Genel olarak hastalarda anksiyete yani sinir bozuklukları %30 oranında görülmektedir. Fakat cerrahi operasyona girecek hastalarda bu durum daha yaygın olarak görülebilmektedir. Söz konusu durum iki açıdan değerlendirilebilmektedir. Şöyle ki;
– Hastalığın neticesinde uygulanacak olan cerrahi operasyon ve sonuçları yüzünden,
– Cerrahi operasyon uygulanmadan önce ve sonra kullanılan ilaçlar yüzünden ya da süreç ile alakalı psikolojik bozuklukların ortaya çıkması.
Her iki taraftan da incelendiğinde genel olarak cerrahi operasyon öncesi ve sonrası hastalarda bir sendrom görülmektedir.

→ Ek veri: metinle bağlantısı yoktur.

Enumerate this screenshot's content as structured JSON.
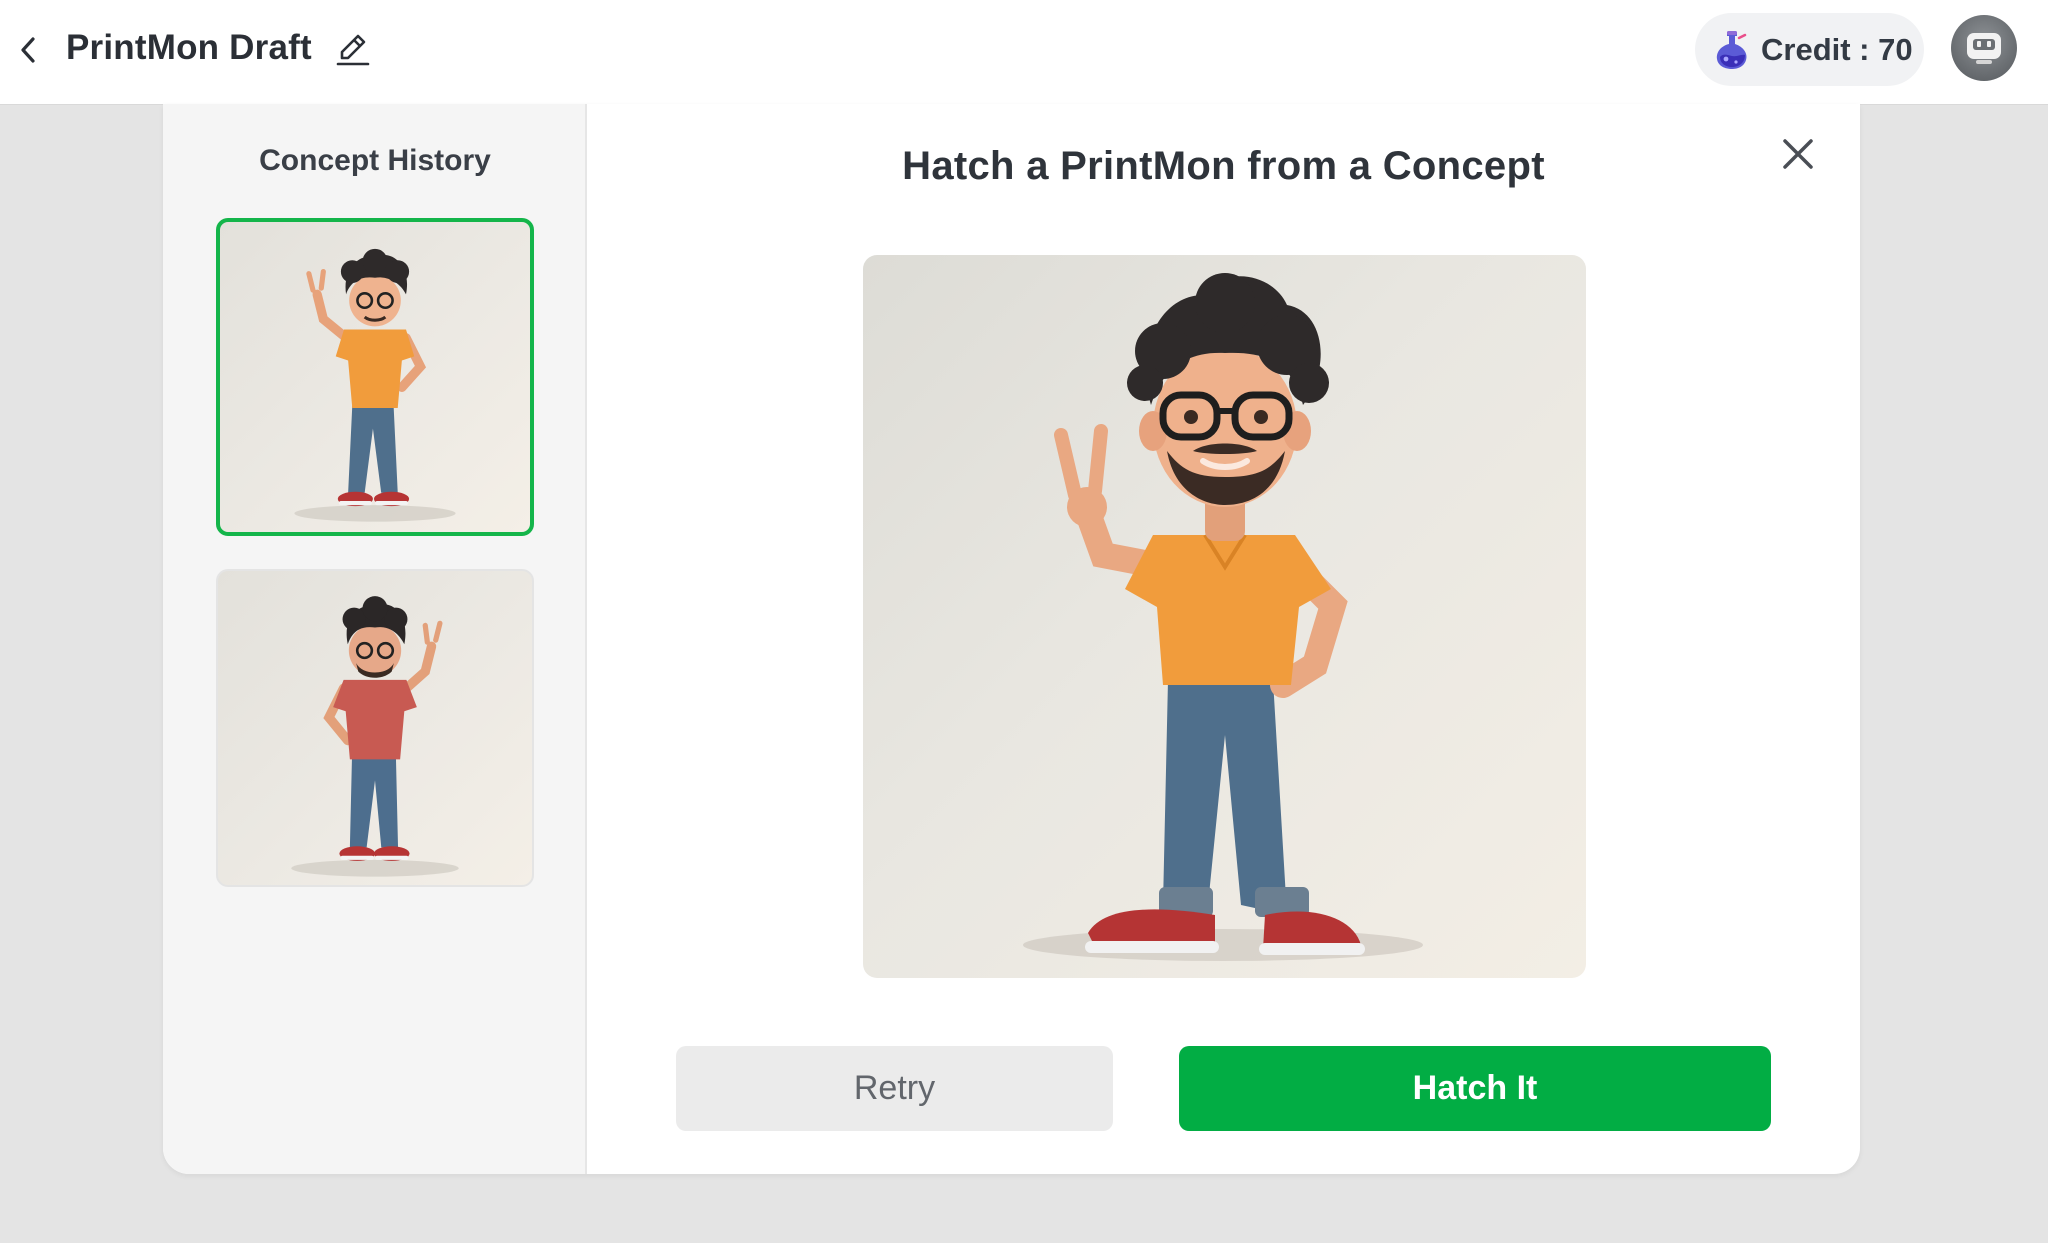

Plastik ve estetik cerrahi işlemler için başvuran hastaların ameliyat öncesi yaşadıkları stresin öncelikli nedeni operasyon korkusudur. Anestezi etkisini daha önce yaşamamış hastalarda daha fazla yaşanan bu gerginlik durumu ikinci olarak ise cerrahi operasyon sonrası yaşayacakları süreç ve görünümlerine odaklanmalarıdır.
Anestezi süresinden korku ayrı şekilde incelenmesi gereken bir kaygı durumudur. Mevcut bir sinirsel rahatsızlığı bulunan hastalarda bilinç kaybı ve kontrolü kaybetme düşüncesi kaygı durumunun artmasına ve mevcut rahatsızlıkların histerik şekillerde ortaya çıkmasına neden olmaktadır.

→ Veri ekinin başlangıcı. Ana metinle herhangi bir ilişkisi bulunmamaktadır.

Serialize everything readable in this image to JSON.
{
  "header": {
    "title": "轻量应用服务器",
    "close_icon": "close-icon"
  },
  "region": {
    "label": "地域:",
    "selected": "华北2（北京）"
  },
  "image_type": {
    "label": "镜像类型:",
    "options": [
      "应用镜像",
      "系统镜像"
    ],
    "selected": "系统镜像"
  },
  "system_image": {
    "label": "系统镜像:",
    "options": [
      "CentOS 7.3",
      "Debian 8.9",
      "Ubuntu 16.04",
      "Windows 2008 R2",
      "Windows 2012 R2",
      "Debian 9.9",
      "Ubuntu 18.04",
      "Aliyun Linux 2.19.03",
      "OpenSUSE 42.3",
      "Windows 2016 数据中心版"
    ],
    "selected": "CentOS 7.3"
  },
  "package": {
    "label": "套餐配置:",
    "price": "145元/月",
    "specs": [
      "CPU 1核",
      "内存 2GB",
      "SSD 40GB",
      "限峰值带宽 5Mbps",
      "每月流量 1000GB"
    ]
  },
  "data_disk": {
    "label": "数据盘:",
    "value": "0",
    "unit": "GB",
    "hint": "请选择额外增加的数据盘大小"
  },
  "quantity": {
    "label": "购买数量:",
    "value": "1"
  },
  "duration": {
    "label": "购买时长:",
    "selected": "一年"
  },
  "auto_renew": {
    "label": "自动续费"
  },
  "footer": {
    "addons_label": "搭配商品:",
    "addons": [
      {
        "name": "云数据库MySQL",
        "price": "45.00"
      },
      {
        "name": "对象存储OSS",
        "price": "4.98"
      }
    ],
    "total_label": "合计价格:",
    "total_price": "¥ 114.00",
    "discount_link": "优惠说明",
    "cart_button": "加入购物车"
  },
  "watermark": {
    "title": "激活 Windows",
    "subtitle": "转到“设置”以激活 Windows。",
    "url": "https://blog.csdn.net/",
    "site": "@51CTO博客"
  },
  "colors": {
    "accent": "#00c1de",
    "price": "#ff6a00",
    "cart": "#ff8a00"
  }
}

Özellikle plastik ve estetik cerrahi operasyonlar için başvuran hastalarda ameliyat sonrasında istedikleri görünüme kavuşamama korkusu fobik bir hal alabilmektedir. Ameliyat öncesi sinir bozukluğu, operasyonun çeşidi, operasyon süreci ve sonrası hakkında hastanın bilinçaltında bulunan ön yargılarından dolayı tetiklenebilir bir durumdur.
Bu sebepledir ki hastaların estetik cerrahi operasyon kararı almadan önce bilinçli ve sakin bir şekilde kararlarını almaları büyük önem taşır. Oluşabilecek komplikasyonları ve süreçleri sadece operasyonu gerçekleştirecek estetik cerrahtan değil bazen de bir psikiyatri uzmanından da öğrenmeleri operasyonun psikolojik açıdan da başarıya ulaşmasında etkili olacaktır.